The original hint first appeared on a website for the game Ashes of the Singularity, where a new product showed up in benchmarks called the “Core Ultra 5 1003H.” After this rumor make the rounds in the media, the Director of Communications at Intel addressed it head-on, with a tweet that explained the “brand changes.”
Fernandes notes the upcoming “inflection point” in Meteor Lake, saying that we’ll be hearing more about the changes in the coming weeks. This doesn’t necessarily “confirm” that Core Ultra will be used, but the inclusion of the “yes” to start off the tweet suggests that the reports are likely true.
The “Core Ultra” name is interesting in a couple of ways. First off, the use of “Ultra” is a much more popular term in tech branding these days. Most notably, Apple has been using it in both its iPhones and M-series chips. The M1 Ultra, for example, represents the most powerful configuration of the M1 chip, which has only been made available in the Mac Studio desktop.
If Intel goes with Core Ultra for its 45-watt H-series chips, it’s not hard to imagine that it has some other names in store for the lower-powered offerings. Will it chase Apple’s distinctions with Core Max and Core Pro as well? That would feel a bit on the nose, but we’ll have to wait and see.
Even though it feels like Intel is aping off Apple’s branding — let’s be honest: Intel’s chip names have always been unnecessarily difficult to understand. The difference between an H-series chip and a U-series is massive in terms of performance, and yet, the indicator is buried behind a string of numbers. The emphasis on Core i5 and Core i7, meanwhile, usually represents a smaller difference in performance, despite being much more upfront in the branding.

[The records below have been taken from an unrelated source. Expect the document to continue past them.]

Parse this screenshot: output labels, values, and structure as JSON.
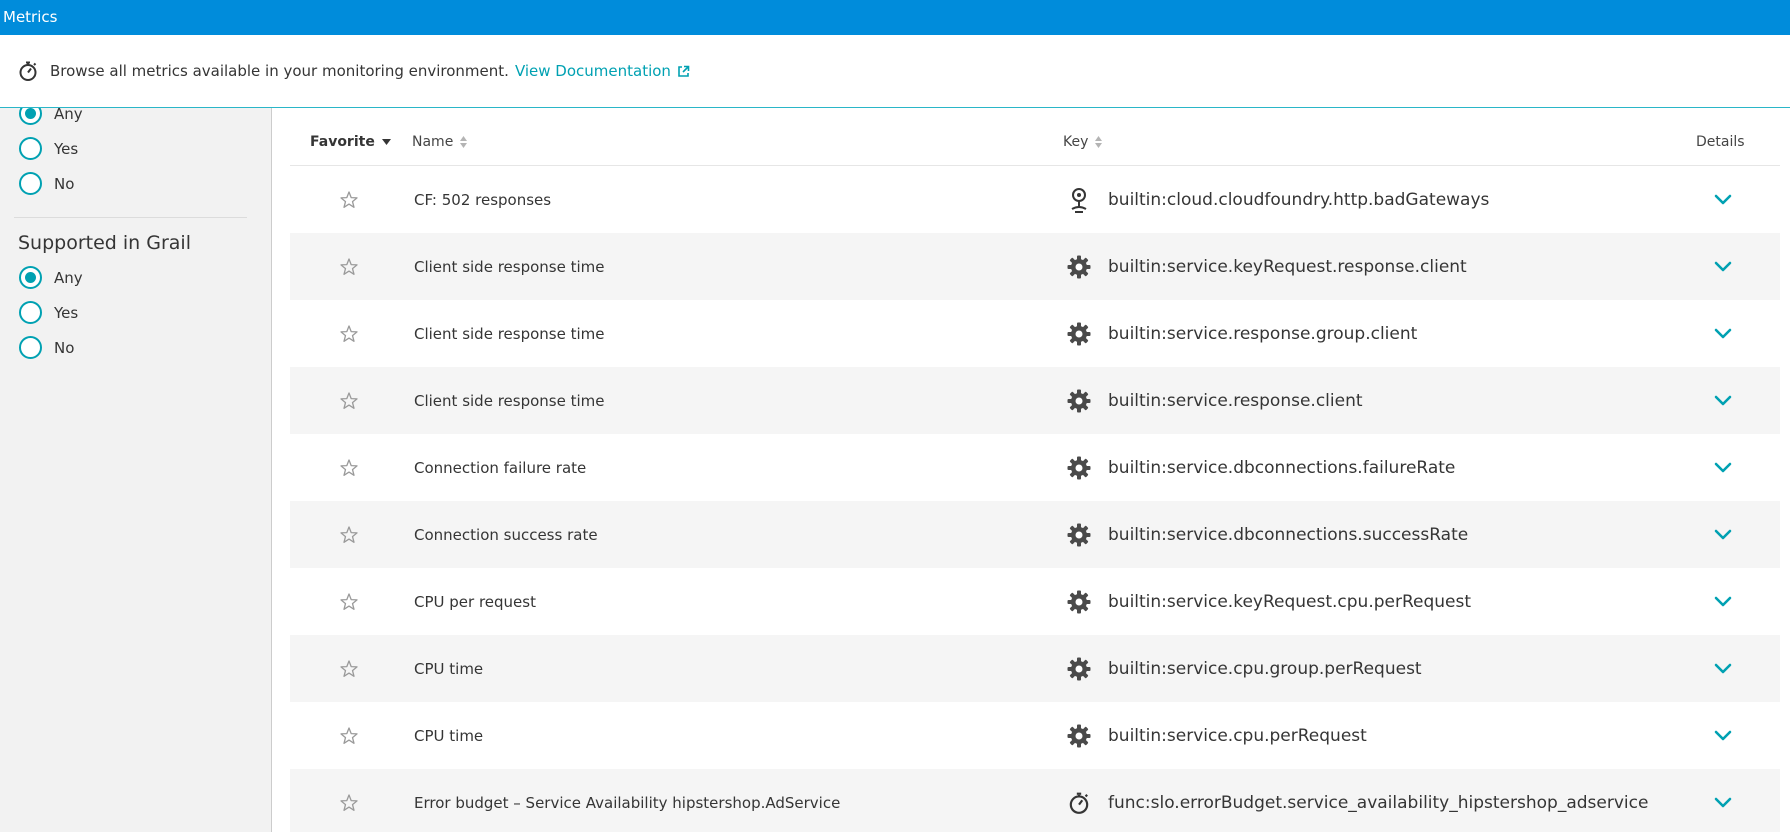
{
  "topbar": {
    "title": "Metrics"
  },
  "info": {
    "text": "Browse all metrics available in your monitoring environment.",
    "link": "View Documentation",
    "icon": "stopwatch-icon"
  },
  "filters": {
    "group1": {
      "options": [
        {
          "label": "Any",
          "selected": true
        },
        {
          "label": "Yes",
          "selected": false
        },
        {
          "label": "No",
          "selected": false
        }
      ]
    },
    "group2": {
      "title": "Supported in Grail",
      "options": [
        {
          "label": "Any",
          "selected": true
        },
        {
          "label": "Yes",
          "selected": false
        },
        {
          "label": "No",
          "selected": false
        }
      ]
    }
  },
  "table": {
    "columns": {
      "favorite": "Favorite",
      "name": "Name",
      "key": "Key",
      "details": "Details"
    },
    "rows": [
      {
        "name": "CF: 502 responses",
        "key": "builtin:cloud.cloudfoundry.http.badGateways",
        "icon": "cloudfoundry-icon"
      },
      {
        "name": "Client side response time",
        "key": "builtin:service.keyRequest.response.client",
        "icon": "service-gear-icon"
      },
      {
        "name": "Client side response time",
        "key": "builtin:service.response.group.client",
        "icon": "service-gear-icon"
      },
      {
        "name": "Client side response time",
        "key": "builtin:service.response.client",
        "icon": "service-gear-icon"
      },
      {
        "name": "Connection failure rate",
        "key": "builtin:service.dbconnections.failureRate",
        "icon": "service-gear-icon"
      },
      {
        "name": "Connection success rate",
        "key": "builtin:service.dbconnections.successRate",
        "icon": "service-gear-icon"
      },
      {
        "name": "CPU per request",
        "key": "builtin:service.keyRequest.cpu.perRequest",
        "icon": "service-gear-icon"
      },
      {
        "name": "CPU time",
        "key": "builtin:service.cpu.group.perRequest",
        "icon": "service-gear-icon"
      },
      {
        "name": "CPU time",
        "key": "builtin:service.cpu.perRequest",
        "icon": "service-gear-icon"
      },
      {
        "name": "Error budget – Service Availability hipstershop.AdService",
        "key": "func:slo.errorBudget.service_availability_hipstershop_adservice",
        "icon": "stopwatch-icon"
      }
    ]
  },
  "colors": {
    "accent": "#00a1b2",
    "header": "#008cdb"
  }
}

The first of the Meteor Lake chips, which is the codename of Intel’s 14th-gen chips, is due out later this year and will be large architecturally as well. These will be the first Intel processors to use a chiplet design, will debut the new Intel 4 node (previously known as 7nm), and make use of extreme ultraviolet lithography. Compared to the last generation’s ho-hum iterative bump, Meteor Lake will aim to offer a larger generational jump in performance.
This change in branding also comes at a particularly tumultuous time for Intel as a company, which recently reported the largest quarterly loss in the company’s history for the first quarter of 2023.